Antiphospholipid syndrome (APS) is an autoimmune syndrome caused by antiphospholipid antibodies. These antibodies are often referred to by different terms, including anticardiolipin antibody, lupus anticoagulant, and antiphospholipid antibody. APS can be primary or secondary, and also can be referred to by the name Hughes syndrome or “sticky blood”.

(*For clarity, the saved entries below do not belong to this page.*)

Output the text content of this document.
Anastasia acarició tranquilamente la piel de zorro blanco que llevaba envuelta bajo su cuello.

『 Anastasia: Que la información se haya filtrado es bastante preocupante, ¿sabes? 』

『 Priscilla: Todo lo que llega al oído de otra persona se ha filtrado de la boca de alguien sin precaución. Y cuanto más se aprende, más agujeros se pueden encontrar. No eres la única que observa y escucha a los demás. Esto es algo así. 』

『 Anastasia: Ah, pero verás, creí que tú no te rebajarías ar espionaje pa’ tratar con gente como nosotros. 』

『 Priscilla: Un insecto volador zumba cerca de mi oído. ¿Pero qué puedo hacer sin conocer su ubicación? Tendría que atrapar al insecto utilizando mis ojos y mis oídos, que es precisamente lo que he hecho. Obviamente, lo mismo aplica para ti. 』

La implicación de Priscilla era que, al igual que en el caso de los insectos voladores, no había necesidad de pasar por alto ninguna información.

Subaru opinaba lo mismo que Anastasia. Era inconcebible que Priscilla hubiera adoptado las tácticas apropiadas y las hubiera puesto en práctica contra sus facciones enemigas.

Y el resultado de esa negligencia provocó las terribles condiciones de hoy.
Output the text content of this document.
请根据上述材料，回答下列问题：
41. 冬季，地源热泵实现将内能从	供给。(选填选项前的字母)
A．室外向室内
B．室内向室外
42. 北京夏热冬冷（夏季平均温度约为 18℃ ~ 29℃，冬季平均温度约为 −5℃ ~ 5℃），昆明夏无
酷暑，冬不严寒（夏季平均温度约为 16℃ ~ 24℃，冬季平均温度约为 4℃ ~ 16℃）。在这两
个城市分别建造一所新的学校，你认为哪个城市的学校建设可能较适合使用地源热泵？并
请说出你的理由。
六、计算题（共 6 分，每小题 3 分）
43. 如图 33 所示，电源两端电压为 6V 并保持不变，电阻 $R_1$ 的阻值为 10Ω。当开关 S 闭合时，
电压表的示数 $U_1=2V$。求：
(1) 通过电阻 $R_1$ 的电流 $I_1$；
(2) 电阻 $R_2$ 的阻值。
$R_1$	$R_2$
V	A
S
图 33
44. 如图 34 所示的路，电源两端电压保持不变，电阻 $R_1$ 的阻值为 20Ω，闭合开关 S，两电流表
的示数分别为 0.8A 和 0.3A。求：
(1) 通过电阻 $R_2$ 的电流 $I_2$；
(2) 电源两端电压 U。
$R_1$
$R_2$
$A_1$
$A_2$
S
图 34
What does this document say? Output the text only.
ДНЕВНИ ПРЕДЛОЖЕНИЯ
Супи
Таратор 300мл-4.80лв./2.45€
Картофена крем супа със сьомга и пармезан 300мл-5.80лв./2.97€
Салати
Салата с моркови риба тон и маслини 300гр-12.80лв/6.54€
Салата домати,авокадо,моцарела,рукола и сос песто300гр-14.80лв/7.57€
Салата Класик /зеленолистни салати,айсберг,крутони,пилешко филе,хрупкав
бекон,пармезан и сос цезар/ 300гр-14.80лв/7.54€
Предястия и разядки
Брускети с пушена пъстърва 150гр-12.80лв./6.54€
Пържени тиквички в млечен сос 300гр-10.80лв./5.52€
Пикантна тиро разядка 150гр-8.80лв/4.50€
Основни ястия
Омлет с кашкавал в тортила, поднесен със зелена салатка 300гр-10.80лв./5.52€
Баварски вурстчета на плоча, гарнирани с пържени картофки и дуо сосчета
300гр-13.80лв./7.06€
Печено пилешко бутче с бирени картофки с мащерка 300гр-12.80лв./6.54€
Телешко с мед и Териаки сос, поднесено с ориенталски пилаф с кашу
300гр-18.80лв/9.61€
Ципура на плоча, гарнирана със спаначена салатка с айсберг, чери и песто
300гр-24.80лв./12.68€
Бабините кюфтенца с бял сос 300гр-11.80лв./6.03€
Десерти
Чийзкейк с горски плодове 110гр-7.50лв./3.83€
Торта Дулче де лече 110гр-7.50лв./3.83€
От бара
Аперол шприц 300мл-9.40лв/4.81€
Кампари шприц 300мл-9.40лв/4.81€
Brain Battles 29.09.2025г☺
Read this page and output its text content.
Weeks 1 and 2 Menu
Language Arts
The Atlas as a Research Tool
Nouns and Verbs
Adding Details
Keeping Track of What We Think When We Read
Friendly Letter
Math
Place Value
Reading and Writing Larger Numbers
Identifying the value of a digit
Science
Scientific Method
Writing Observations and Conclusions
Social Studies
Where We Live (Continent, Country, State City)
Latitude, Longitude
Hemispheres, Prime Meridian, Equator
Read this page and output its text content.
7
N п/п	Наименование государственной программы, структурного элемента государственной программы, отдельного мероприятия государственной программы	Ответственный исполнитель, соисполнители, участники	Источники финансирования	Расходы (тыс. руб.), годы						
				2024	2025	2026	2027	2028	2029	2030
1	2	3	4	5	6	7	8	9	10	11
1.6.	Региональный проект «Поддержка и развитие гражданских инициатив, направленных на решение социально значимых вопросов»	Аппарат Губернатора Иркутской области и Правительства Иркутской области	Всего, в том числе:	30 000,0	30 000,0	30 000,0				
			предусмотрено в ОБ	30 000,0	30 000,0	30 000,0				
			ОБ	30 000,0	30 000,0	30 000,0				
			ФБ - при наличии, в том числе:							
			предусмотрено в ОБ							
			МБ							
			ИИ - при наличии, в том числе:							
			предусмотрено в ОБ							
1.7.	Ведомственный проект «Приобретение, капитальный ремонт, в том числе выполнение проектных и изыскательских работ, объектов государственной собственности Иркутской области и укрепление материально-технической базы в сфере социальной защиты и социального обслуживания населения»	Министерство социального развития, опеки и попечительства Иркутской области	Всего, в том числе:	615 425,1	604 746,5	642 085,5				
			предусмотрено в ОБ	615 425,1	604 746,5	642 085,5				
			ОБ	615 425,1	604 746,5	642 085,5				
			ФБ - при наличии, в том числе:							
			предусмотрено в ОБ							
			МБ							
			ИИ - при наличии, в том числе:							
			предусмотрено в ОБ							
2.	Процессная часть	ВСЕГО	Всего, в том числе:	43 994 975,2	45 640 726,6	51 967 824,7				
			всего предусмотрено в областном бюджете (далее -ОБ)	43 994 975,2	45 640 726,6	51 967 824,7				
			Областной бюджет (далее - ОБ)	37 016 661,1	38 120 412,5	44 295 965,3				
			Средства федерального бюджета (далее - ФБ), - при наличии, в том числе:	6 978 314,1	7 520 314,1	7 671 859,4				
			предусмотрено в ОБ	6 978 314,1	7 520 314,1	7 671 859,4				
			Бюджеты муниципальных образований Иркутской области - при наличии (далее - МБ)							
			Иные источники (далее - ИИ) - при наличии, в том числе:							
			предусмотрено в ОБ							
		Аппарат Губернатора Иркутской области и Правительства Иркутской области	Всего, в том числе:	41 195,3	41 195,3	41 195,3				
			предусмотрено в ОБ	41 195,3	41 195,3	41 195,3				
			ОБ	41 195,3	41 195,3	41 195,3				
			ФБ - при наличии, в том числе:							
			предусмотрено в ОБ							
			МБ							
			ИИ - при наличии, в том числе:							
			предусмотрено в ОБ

Various manifestations of antiphospholipid antibody syndrome include: recurrent fetal loss; thrombocytopenia; large vessel occlusive syndromes (deep venous thromboses and pulmonary embolism); cardiac disease, skin manifestations (livedo reticularis, digital ischemia, cutaneous necrosis); ocular disease (visual disturbances, episcleritis (inflammation of the sclera) and keratitis (inflammation of the cornea); central nervous system syndromes as cerebral ischemia, stroke, transient ischemic attack (TIA) or venous thrombosis) and other cns presentations including dementia, migraine and seizure; Disorders of mentation (forgetfulness and confusion). A patient with these varied neurologic symptoms may be misdiagnosed wit multiple sclerosis.
There is a strong familial association which has been demonstrated. APS is of utmost importance to the clinician interested in women’s health issues. The disease occurs more frequently in women, plays a major role in fetal loss, and is associated with numerous serious and predominantly female disease states.